= Sex trafficking in the Philippines =

Sex trafficking in the Philippines is human trafficking for the purpose of sexual exploitation and slavery that occurs in the Republic of the Philippines. The Philippines is a country of origin and, to a lesser extent, a destination and transit for sexually trafficked persons.

Filipino citizens, primarily women and girls, have been sex trafficked to the various provinces of the Philippines, as well as other countries in Asia and different continents. Some are trafficked using student, intern, and exchange program visas. Children
 and people in poverty and with low education levels are vulnerable. Other vulnerable groups include indigenous peoples and those displaced by typhoons and conflict and violence. Sex trafficked victims are deceived and forced into prostitution, marriages, pregnancies, and unfree labour. Their documents, including passports, are often confiscated. They are threatened and tied or locked-up and experience physical and psychological trauma. Many suffer from post traumatic stress disorder and nightmares. They contract sexually transmitted diseases from rapes, and abuse, malnutrition, and poor living conditions, including rooms with little ventilation, are common. Cybersex or online sex trafficking and victims being in pornography is a significant problem. Sex trafficking victims are sometimes forced to perform sex acts on live webcams. Some have been coerced into bestiality. Traffickers use many different internet and social media sites and apps, as well as email, to lure victims.

Officials and police have been complicit. A number of traffickers are members of or facilitated by criminal syndicates. Some government officials and workers, as well as foreigners, have profited from sex trafficking in the Philippines. The perpetrators are sometimes the victims' family members and friends. Pedophiles travel to the country for child sex tourism.
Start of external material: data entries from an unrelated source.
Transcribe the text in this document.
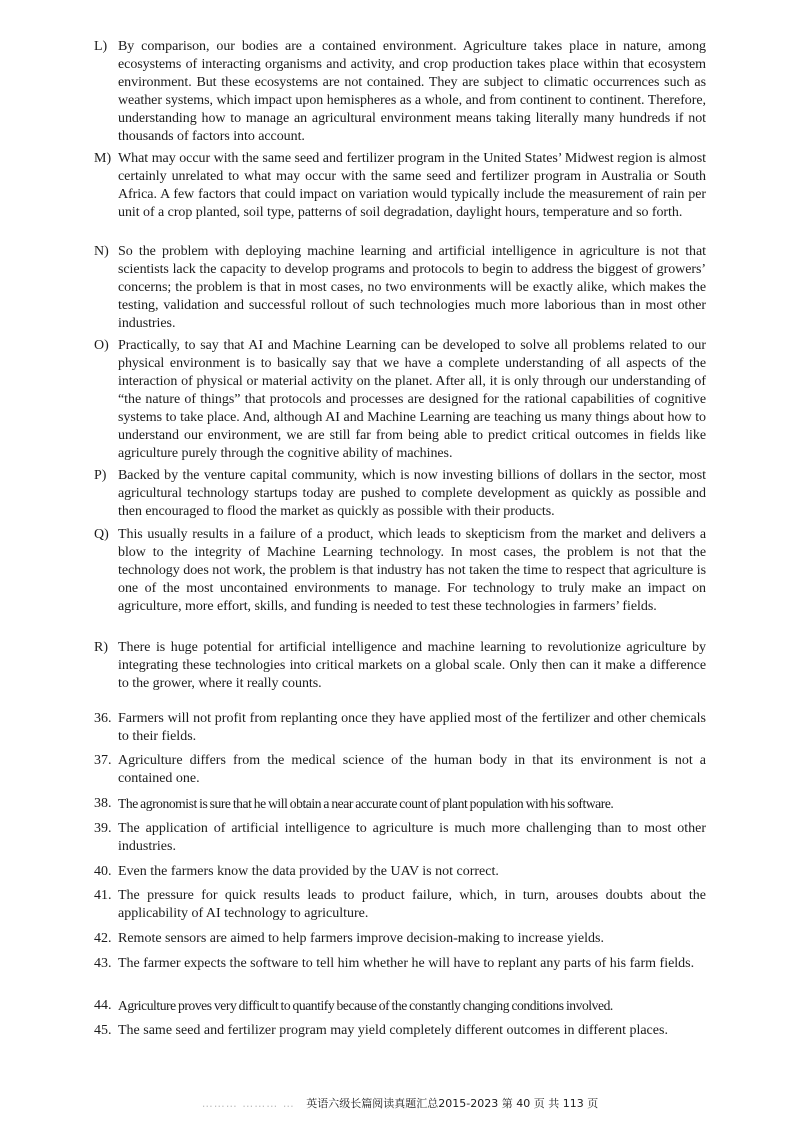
L) By comparison, our bodies are a contained environment. Agriculture takes place in nature, among ecosystems of interacting organisms and activity, and crop production takes place within that ecosystem environment. But these ecosystems are not contained. They are subject to climatic occurrences such as weather systems, which impact upon hemispheres as a whole, and from continent to continent. Therefore, understanding how to manage an agricultural environment means taking literally many hundreds if not thousands of factors into account.
M) What may occur with the same seed and fertilizer program in the United States’ Midwest region is almost certainly unrelated to what may occur with the same seed and fertilizer program in Australia or South Africa. A few factors that could impact on variation would typically include the measurement of rain per unit of a crop planted, soil type, patterns of soil degradation, daylight hours, temperature and so forth.
N) So the problem with deploying machine learning and artificial intelligence in agriculture is not that scientists lack the capacity to develop programs and protocols to begin to address the biggest of growers’ concerns; the problem is that in most cases, no two environments will be exactly alike, which makes the testing, validation and successful rollout of such technologies much more laborious than in most other industries.
O) Practically, to say that AI and Machine Learning can be developed to solve all problems related to our physical environment is to basically say that we have a complete understanding of all aspects of the interaction of physical or material activity on the planet. After all, it is only through our understanding of “the nature of things” that protocols and processes are designed for the rational capabilities of cognitive systems to take place. And, although AI and Machine Learning are teaching us many things about how to understand our environment, we are still far from being able to predict critical outcomes in fields like agriculture purely through the cognitive ability of machines.
P) Backed by the venture capital community, which is now investing billions of dollars in the sector, most agricultural technology startups today are pushed to complete development as quickly as possible and then encouraged to flood the market as quickly as possible with their products.
Q) This usually results in a failure of a product, which leads to skepticism from the market and delivers a blow to the integrity of Machine Learning technology. In most cases, the problem is not that the technology does not work, the problem is that industry has not taken the time to respect that agriculture is one of the most uncontained environments to manage. For technology to truly make an impact on agriculture, more effort, skills, and funding is needed to test these technologies in farmers’ fields.
R) There is huge potential for artificial intelligence and machine learning to revolutionize agriculture by integrating these technologies into critical markets on a global scale. Only then can it make a difference to the grower, where it really counts.
36. Farmers will not profit from replanting once they have applied most of the fertilizer and other chemicals to their fields.
37. Agriculture differs from the medical science of the human body in that its environment is not a contained one.
38. The agronomist is sure that he will obtain a near accurate count of plant population with his software.
39. The application of artificial intelligence to agriculture is much more challenging than to most other industries.
40. Even the farmers know the data provided by the UAV is not correct.
41. The pressure for quick results leads to product failure, which, in turn, arouses doubts about the applicability of AI technology to agriculture.
42. Remote sensors are aimed to help farmers improve decision-making to increase yields.
43. The farmer expects the software to tell him whether he will have to replant any parts of his farm fields.
44. Agriculture proves very difficult to quantify because of the constantly changing conditions involved.
45. The same seed and fertilizer program may yield completely different outcomes in different places.
……… ……… … 英语六级长篇阅读真题汇总2015-2023 第 40 页 共 113 页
The scale of sex trafficking in the Philippines is difficult to know because of the dearth of data. Corruption is pervasive. The government has been criticized for poor anti-sex trafficking law enforcement in some areas and not providing enough victim protections and rehabilitation services.

==Cybersex trafficking==

The United Nations Children's Fund (UNICEF) identified the Philippines as the global epicenter of cybersex trafficking. The Office of Cybercrime within the Philippines Department of Justice receives hundreds of thousands of tips of videos and images of sexually exploited Filipino children on the internet. The Philippine National Police, along with its Women and Children Protection Center (WCPC), Philippine Internet Crimes Against Child Center (PICACC), Philippine InterAgency Council Against Trafficking (IACAT, Department of Justice (Philippines), and Department of Social Welfare and Development fight cybersex trafficking in the country. Rancho ni Cristo in Cebu is a shelter devoted exclusively to rehabilitating children of live streaming sexual abuse. Children in the shelter are provided food, medical care, counselling, mentoring and life skills training.

=='Juicy bars'==

Filipino women and girls have been trafficked out the Philippines to South Korea and become sex slaves in 'juicy bars' that cater to military servicemen and contractors in United States Forces Korea.

==Non-governmental organizations==
Destiny Rescue Pilipinas, an operational arm of Destiny Rescue International, rescues sex trafficked persons in the Philippines.

The International Justice Mission (IJM) works to combat cybersex trafficking in the Philippines.